Już w ubiegłym tygodniu premier Norwegii Erna Solberg przyznała, że norweska część turnieju „może być trudna do przeprowadzenia”, co lokalne media uznały za jednoznaczny sygnał: „brak możliwości organizacji ME w Trondheim”. Ostatecznie rząd Norwegii nie zgodził się na zrobienie wyjątku dla surowych obostrzeń.

– To miasto, w którym żyje 200 tysięcy osób i przyjazd 400 z całej Europy, gdzie dramatycznie wzrosła ostatnio liczba zakażeń koronawirusem, może być dla mieszkańców poważnym zagrożeniem. Nie możemy ryzykować i chyba nikt z Norwegów tego nie chce – tłumaczyła Solberg.

Mistrzowie świata…

W ostatnich dniach doszło do gorączkowych spotkań między federacjami europejską (EHF), norweską (NHF) i duńską (DHF), których celem było znalezienie alternatywnego sposobu na przeprowadzenie mistrzostw.
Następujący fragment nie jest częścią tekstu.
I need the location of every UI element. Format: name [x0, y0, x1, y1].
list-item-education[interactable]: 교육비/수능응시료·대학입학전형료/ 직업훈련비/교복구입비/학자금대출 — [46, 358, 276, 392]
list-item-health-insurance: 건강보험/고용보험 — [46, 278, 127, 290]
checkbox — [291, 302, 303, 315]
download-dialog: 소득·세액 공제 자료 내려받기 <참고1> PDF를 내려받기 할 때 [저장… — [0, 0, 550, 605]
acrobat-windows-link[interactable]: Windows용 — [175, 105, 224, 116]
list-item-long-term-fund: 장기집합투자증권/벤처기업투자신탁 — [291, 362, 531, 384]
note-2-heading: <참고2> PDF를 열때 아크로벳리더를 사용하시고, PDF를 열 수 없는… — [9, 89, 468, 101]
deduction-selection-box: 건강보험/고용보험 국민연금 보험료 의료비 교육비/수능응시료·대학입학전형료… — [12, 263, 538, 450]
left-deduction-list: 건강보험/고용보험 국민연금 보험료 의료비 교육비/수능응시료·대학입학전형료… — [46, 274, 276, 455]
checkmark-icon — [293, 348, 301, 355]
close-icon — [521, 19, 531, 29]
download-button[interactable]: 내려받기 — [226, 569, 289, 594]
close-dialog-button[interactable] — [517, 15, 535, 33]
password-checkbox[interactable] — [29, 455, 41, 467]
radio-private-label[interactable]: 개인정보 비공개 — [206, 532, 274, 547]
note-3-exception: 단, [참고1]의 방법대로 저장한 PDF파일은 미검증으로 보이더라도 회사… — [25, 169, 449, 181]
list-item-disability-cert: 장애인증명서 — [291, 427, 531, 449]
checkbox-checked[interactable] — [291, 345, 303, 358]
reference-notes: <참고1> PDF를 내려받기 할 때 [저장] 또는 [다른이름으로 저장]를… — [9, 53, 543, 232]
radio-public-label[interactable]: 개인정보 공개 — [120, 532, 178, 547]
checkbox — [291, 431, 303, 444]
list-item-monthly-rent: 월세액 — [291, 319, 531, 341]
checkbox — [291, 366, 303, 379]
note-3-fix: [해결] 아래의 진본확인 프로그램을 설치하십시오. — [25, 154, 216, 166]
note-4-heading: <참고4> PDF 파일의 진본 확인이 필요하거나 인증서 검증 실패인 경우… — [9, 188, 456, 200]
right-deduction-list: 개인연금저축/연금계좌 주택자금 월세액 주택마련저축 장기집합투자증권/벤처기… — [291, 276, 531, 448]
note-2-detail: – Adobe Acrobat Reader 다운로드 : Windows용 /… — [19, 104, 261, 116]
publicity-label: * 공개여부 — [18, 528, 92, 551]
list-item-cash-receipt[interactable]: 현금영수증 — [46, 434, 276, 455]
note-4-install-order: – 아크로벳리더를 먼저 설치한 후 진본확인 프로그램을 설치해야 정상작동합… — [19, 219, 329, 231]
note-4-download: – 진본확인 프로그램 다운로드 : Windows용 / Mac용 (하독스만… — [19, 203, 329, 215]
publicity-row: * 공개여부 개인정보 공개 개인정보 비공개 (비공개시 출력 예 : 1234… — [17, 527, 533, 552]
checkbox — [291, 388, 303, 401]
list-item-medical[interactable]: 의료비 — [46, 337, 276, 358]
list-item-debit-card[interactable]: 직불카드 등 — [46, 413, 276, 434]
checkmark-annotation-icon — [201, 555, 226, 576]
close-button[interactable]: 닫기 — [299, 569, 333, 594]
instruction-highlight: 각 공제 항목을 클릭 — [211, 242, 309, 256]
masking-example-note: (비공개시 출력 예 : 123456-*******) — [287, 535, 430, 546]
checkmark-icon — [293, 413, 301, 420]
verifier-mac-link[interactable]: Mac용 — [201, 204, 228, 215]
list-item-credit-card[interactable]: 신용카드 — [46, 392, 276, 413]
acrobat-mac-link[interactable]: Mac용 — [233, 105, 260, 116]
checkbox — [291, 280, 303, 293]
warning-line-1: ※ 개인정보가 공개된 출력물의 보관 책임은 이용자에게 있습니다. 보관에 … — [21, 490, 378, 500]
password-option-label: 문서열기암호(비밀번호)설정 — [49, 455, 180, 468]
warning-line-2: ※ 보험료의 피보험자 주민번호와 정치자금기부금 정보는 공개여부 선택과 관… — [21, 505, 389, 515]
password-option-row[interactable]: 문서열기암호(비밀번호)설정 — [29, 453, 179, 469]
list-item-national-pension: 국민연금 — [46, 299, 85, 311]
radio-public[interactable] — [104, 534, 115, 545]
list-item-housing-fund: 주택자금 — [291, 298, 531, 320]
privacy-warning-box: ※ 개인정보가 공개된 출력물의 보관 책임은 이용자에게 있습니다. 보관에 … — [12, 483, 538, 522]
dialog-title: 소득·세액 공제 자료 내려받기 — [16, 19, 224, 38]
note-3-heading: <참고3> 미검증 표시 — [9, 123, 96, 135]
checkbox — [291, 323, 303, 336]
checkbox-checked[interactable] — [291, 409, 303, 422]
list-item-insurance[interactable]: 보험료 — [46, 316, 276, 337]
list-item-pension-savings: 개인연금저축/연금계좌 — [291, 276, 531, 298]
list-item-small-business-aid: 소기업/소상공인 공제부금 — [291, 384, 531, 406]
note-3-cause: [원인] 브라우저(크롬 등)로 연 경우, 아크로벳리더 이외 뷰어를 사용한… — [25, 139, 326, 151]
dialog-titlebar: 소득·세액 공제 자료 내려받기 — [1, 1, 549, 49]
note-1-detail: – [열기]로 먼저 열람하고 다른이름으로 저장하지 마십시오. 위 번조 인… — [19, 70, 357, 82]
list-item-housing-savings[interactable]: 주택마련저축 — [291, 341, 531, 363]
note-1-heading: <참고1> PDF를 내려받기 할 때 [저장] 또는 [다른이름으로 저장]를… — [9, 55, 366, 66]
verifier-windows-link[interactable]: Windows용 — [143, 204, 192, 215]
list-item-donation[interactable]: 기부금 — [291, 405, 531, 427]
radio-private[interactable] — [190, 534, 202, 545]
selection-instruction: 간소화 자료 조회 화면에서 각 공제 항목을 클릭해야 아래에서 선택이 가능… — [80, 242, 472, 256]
– Z ciężkim sercem musimy przyznać, że tym razem nie udało się zorganizować mistrzostw w Norwegii. Przez całą jesień prowadziliśmy dialog z Ministerstwem Kultury, rządem i Instytutem Zdrowia Publicznego – zarówno na szczeblu lokalnym, jak i krajowym. Przewróciliśmy każdy kamień w nadziei na mistrzostwa w Norwegii.

Nadszedł czas, aby zaakceptować, że nie jest to możliwe z wytycznymi obowiązującymi w kraju. Jako związek przestrzegamy decyzji władz krajowych i lokalnych. Kilkakrotnie mówiliśmy, że norweskie władze są mistrzami świata w kontroli zakażeń i cieszę się, że mogę to powtórzyć – przekonuje prezes NFZ Kare Geir Lio.
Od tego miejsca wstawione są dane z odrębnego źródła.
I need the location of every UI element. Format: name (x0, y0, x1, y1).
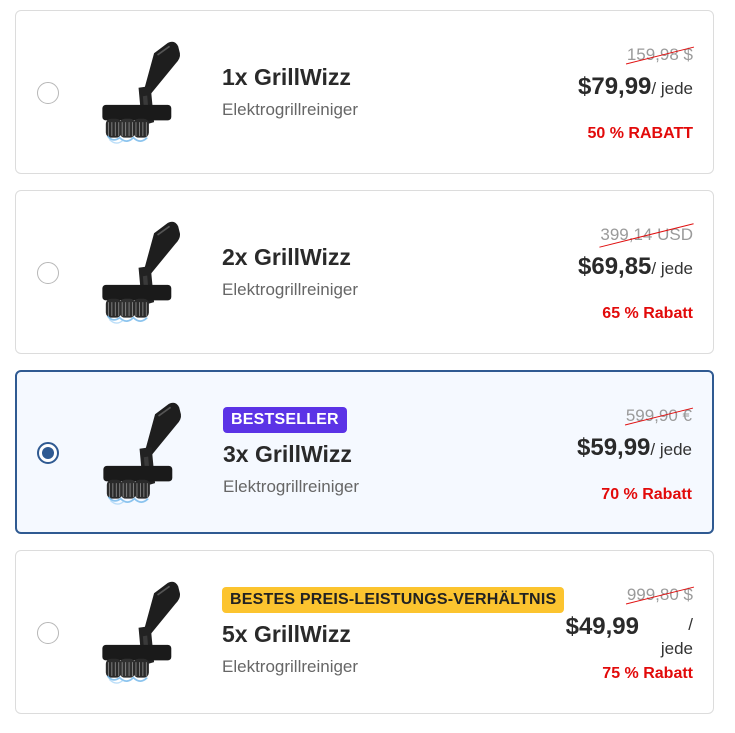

Norweskie media piszą jednak o „wielkim upokorzeniu i skandalu ciągnącym się przez wiele lat”.

Duńczycy gotowi

Dania już wcześniej otwarcie mówiła, że jest gotowa do przejęcia całych mistrzostw. Co prawda 6 listopada zamknięto region Fredrikshavn, gdzie miała rywalizować grupa B (po wykryciu mutacji koronawirusa w fermach norek i wielu przypadków zarażanie się nim ludzi), lecz mecze rozegrane zostaną w Herning – gospodarzu grupy A.

Przeniesienie do tego miasta kolejnych grup – C i D (w tej ostatniej zagra Polska) jest niemożliwe ze względów logistycznych, lecz DHF podkreśliła, że ma listę szeregu duńskich miast „bardzo zainteresowanych i gotowych na organizację meczów w bardzo krótkim terminie”.
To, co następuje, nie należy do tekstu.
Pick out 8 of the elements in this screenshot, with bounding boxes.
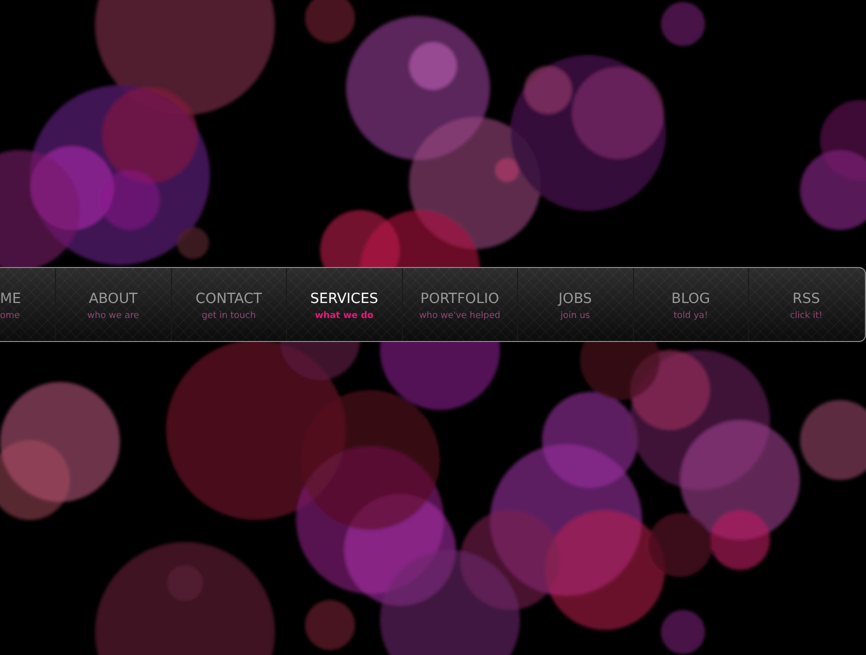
nav-link[interactable]: PORTFOLIO who we've helped xyxy=(402,268,517,341)
nav-link[interactable]: RSS click it! xyxy=(748,268,864,341)
nav-link[interactable]: BLOG told ya! xyxy=(632,268,748,341)
nav-link[interactable]: ABOUT who we are xyxy=(55,268,170,341)
nav-link[interactable]: JOBS join us xyxy=(517,268,632,341)
nav-link[interactable]: CONTACT get in touch xyxy=(170,268,286,341)
nav-link[interactable]: ME ome xyxy=(0,268,55,341)
nav-link[interactable]: SERVICES what we do xyxy=(286,268,402,341)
Warto przypomnieć, że w roku 2015 mistrzostwa świata kobiet oprócz Herning i Fredrikshavn odbywały się w Naestved (tu grały Polki) i Kolding.

Według nieoficjalnych wiadomości dziennika „Ekstrabladet” mecze z Trondheim zostaną przeniesione do Kolding, a runda finałowa odbędzie się w Herning. Decyzja oficjalnie ma zostać ogłoszona dzisiaj.